Times listed in EDT.
Highlights
This session will share examples of companies that have lowered their carbon emissions using lean product and process development. Learn approaches you can use in your organization to lower carbon emissions and address other sustainability concerns.
Overview
The biggest opportunity to influence costs (financial and environmental) comes in the development of new products. The decisions made in development lock in ongoing costs for the entire product life cycle. These costs are often not consciously decided. They are decided for us when making design decisions without understanding or considering the environmental impacts. Lean product and process development can help you see the environmental impact of design choices across the entire life cycle, with the greatest opportunities to lower carbon emissions in the making (1/3 of man-made carbon emissions) and use (2/3 of man-made carbon emissions) of products.
This starts in the study/concept phase of development, a combination of lean practices and modified sustainability practices can be utilized to consider the environmental impact of products throughout their life cycles, including predictive life cycle analysis, chief engineer immersion and concept papers. In the execution phase of development, the focus shifts to creating actionable plans to meet the targets set in the concept paper, including milestones and glide paths. Other lean practices that enable effective teamwork to meet the targets include synchronizing work across functions and obeya. Further building sustainability knowledge into design standards supports the teams to develop products with lower carbon emissions.
Company
Katrina Appell Consulting Inc. supports organizations in improvement and transformation through lean coaching and consulting. www.appell.org
A top-ranked public university, the University of Michigan has a tradition of excellence in research, learning and teaching, sports and the arts, and more. The Resourceful Manufacturing and Design group (ReMaDe) is part of the mechanical engineering department at the University of Michigan. It is headed by professor Dan Cooper. ReMaDe works at the nexus between industrial ecology (IE) and mechanical engineering (ME), using IE methodologies such as material flow analyses and life cycle assessment to identify opportunities and quantify impacts, and then pursuing an experimental and mechanistic modeling approach to generate the scientific knowledge underlying those opportunities. Most engineering focuses on small-scale analysis and design of a product or process and fails to consider the large-scale (regional and global) impacts that result from these small-scale systems. In contrast, ReMaDe spans whole industry analysis (e.g., identifying material efficiency opportunities from analyzing the global flow of steel), factory level analysis (e.g., opportunities to reduce carbon emissions from car assembly plants and carbon nanotube production facilities), and process level analysis and design (e.g., metal forming and developing experiments in order to understand solid state welding). Learn more at remade.engin.umich.edu.
Presenters
Katrina Appell, Ph.D., is passionate about supporting organizations in improvement and transformation and has 15+ years of coaching, facilitating, training and team development experience. Appell is president of Katrina Appell Consulting Inc. and a lean product and process development coach and faculty member at the Lean Enterprise Institute. She has experience as a senior lean consultant at Liker Lean Advisors and as a lean coach at the University of Michigan Health System. Appell holds a master's and doctorate in industrial and operations engineering from the University of Michigan and a bachelor's in general engineering from the University of Illinois at Urbana-Champaign, where she was previously the president of the Industrial and Enterprise Systems Engineering Alumni and Advisory Board. Learn more at appell.org.

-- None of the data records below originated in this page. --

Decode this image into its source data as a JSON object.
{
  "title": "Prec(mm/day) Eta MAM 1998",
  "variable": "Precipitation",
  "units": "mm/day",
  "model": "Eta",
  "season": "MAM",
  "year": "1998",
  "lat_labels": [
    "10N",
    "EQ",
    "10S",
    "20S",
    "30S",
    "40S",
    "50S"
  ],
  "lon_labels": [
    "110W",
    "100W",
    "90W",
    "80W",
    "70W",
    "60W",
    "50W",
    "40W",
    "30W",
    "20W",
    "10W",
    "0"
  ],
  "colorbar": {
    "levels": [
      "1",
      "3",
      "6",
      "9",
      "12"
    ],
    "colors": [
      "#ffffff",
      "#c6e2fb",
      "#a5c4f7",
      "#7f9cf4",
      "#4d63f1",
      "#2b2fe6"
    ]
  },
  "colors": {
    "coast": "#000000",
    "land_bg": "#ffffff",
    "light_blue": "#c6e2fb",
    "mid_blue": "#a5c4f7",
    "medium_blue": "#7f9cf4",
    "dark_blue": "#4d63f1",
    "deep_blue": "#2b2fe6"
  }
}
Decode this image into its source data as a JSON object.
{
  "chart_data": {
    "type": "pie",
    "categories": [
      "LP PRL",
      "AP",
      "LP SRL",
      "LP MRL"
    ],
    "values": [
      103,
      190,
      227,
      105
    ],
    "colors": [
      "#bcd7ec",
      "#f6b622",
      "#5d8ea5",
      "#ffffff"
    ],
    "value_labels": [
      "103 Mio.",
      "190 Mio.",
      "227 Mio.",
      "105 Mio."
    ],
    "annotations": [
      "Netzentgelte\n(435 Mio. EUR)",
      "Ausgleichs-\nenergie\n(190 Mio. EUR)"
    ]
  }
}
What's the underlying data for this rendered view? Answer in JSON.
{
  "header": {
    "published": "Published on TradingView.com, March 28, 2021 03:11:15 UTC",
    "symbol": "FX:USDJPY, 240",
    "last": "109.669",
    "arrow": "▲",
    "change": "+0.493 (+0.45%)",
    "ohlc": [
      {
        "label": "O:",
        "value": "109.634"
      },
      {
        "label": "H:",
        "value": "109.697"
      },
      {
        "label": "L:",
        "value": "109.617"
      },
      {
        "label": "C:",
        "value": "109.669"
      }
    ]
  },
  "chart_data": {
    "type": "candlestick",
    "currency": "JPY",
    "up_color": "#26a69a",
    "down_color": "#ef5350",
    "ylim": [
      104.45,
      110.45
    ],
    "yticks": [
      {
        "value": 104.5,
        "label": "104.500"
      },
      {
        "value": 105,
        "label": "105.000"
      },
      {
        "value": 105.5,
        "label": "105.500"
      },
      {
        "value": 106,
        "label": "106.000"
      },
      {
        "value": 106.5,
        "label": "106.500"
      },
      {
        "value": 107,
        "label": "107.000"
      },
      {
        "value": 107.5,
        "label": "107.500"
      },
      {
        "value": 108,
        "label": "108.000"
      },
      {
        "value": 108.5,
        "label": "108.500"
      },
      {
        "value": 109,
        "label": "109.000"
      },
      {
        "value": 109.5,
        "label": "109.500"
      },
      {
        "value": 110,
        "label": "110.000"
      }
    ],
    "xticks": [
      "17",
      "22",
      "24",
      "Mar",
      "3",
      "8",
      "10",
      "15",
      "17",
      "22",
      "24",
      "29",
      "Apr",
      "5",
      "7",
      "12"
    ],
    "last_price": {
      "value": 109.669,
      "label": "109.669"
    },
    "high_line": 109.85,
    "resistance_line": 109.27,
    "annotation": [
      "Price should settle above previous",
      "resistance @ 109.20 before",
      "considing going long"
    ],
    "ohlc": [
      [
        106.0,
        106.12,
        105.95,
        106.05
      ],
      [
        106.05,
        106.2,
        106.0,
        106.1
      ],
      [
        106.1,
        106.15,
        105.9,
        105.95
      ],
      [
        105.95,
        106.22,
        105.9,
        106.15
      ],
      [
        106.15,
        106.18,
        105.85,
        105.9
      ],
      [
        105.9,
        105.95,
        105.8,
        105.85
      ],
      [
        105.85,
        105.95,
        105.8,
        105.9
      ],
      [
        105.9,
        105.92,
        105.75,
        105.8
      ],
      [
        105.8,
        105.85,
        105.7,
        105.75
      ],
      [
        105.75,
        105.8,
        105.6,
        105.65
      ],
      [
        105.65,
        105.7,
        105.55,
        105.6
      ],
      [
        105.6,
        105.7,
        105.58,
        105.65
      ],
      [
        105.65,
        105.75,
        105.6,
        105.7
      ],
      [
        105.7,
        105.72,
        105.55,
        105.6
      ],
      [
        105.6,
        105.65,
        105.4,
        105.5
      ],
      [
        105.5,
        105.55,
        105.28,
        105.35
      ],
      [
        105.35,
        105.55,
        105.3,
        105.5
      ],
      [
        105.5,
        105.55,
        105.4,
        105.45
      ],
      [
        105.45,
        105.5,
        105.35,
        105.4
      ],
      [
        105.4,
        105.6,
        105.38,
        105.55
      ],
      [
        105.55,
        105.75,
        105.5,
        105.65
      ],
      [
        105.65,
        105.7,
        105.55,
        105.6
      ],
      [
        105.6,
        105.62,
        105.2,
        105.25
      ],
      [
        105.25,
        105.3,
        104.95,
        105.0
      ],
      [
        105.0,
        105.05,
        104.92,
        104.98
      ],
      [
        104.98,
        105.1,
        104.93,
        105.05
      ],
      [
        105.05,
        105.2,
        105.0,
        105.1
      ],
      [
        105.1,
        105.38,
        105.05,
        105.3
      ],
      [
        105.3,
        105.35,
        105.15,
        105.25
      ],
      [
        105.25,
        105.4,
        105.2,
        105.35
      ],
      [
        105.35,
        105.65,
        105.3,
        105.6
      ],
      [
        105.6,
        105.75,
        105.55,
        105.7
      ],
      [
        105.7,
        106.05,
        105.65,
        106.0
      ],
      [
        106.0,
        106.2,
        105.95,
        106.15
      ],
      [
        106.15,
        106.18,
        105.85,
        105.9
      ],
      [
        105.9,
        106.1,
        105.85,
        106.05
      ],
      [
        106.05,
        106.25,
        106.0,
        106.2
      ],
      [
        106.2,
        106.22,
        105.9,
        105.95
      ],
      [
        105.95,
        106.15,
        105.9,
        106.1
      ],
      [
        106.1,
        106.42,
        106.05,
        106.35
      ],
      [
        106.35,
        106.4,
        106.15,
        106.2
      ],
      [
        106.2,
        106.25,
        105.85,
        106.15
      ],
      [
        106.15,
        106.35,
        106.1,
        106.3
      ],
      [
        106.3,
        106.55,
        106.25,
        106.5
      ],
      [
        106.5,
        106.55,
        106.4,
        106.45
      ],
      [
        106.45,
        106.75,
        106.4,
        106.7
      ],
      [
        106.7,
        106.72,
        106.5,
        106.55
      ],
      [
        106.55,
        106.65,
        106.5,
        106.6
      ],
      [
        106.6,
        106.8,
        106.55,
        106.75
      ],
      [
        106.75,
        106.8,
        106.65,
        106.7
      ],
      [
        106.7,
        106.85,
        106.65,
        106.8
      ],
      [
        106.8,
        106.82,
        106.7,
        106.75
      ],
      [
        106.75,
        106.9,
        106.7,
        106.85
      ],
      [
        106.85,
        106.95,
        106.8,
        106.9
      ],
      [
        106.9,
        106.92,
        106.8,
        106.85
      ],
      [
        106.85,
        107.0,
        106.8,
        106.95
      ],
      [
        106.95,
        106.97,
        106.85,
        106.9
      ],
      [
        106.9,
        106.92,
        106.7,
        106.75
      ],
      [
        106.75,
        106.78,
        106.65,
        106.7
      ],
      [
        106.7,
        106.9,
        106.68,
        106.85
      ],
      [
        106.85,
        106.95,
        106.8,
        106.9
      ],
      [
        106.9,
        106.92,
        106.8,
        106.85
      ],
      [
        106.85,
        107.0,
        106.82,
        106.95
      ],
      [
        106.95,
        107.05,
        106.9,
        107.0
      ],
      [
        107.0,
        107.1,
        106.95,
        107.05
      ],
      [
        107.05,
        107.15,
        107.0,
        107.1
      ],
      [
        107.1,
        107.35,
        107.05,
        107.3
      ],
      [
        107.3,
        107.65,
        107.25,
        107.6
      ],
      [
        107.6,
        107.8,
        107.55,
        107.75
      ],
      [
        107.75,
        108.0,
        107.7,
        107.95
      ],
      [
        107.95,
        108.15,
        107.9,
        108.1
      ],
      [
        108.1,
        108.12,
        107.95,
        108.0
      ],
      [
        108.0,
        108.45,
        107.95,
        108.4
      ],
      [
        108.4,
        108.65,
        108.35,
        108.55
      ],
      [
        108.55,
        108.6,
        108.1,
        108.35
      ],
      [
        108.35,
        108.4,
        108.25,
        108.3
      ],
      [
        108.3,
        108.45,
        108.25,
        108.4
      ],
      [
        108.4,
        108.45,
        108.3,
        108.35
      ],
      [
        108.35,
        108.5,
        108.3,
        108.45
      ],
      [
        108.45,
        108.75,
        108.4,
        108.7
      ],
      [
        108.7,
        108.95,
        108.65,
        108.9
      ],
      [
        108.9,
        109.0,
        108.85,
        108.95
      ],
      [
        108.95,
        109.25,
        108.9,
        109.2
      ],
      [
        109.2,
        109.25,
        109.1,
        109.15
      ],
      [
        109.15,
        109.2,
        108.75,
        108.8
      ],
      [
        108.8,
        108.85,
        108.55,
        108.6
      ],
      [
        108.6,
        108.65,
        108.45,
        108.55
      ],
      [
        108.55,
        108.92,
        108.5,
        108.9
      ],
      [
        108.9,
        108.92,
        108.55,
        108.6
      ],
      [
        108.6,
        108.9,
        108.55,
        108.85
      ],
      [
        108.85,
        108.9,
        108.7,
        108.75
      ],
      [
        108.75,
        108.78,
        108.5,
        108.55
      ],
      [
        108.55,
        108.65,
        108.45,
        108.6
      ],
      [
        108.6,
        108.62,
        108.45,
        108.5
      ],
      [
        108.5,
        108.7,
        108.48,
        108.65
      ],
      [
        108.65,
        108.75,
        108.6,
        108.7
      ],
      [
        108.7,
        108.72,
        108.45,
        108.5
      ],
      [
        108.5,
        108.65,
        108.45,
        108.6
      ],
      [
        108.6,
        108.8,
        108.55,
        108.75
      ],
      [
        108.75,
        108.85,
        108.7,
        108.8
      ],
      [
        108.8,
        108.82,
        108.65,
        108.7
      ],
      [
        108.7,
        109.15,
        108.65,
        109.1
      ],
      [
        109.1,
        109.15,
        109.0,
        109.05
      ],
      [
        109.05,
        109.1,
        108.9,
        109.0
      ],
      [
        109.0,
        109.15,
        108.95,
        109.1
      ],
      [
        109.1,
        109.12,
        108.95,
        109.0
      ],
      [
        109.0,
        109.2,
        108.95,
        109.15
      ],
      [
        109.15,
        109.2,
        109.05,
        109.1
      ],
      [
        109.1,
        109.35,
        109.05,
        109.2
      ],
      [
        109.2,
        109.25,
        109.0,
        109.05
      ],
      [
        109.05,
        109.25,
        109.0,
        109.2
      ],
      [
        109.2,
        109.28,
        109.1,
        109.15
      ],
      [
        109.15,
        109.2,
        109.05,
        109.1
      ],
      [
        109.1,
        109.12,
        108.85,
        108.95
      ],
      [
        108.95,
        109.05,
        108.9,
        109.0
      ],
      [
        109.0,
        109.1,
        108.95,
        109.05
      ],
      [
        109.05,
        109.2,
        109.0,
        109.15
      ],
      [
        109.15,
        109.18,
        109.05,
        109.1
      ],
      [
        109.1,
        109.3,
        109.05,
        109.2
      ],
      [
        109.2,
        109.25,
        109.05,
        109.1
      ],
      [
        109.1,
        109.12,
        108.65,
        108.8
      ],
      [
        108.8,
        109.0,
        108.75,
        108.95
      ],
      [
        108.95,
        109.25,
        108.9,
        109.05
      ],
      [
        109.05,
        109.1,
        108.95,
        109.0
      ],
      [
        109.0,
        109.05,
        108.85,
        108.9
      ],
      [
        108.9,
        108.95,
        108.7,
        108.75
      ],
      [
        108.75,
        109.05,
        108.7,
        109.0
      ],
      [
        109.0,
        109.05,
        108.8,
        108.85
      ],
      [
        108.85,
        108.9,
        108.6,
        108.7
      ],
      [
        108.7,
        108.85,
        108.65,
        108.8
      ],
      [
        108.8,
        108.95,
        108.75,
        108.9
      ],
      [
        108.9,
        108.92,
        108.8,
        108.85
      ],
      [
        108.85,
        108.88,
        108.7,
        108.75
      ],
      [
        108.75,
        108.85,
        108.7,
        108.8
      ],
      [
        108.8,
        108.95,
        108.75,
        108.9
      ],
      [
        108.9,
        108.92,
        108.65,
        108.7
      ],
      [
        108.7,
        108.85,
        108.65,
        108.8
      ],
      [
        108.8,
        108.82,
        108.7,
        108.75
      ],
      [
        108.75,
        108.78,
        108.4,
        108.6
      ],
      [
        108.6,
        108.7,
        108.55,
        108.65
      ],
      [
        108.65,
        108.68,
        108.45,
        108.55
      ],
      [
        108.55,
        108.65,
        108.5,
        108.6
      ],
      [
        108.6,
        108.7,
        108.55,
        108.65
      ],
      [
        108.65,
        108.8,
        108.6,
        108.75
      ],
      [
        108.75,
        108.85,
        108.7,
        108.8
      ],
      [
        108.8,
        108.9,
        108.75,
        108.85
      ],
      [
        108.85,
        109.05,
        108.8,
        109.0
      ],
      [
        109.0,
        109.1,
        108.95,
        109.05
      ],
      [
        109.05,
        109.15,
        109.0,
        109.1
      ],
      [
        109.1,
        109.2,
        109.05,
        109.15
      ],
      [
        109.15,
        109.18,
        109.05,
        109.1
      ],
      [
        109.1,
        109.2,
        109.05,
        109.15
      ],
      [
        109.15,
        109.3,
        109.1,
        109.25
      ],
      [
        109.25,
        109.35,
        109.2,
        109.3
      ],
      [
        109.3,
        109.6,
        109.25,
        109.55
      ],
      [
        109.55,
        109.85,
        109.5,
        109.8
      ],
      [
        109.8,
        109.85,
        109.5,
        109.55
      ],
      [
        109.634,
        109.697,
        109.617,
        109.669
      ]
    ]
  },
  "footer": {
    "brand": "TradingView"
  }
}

Dan Cooper, Ph.D., is an assistant professor in the Mechanical Engineering Department at the University of Michigan. He heads the Resourceful Manufacturing and Design (ReMaDe) group, which is dedicated to pursuing environmental sustainability through process innovations in material efficiency and optimized manufacturing and recycling supply chains. Cooper received his bachelor’s, master’s, and doctoral degrees in mechanical engineering from the University of Cambridge before completing a three-year post-doc at MIT sponsored by Ford Motor Company. His research, which focuses on making impactful contributions to the areas of manufacturing and sustainability, considers multiple scales: identifying significant opportunities to cut emissions and/or costs by conducting large scale analyses on processes, factories, and material supply chains, and pursuing a rigorous technical analysis to capitalize on the opportunities.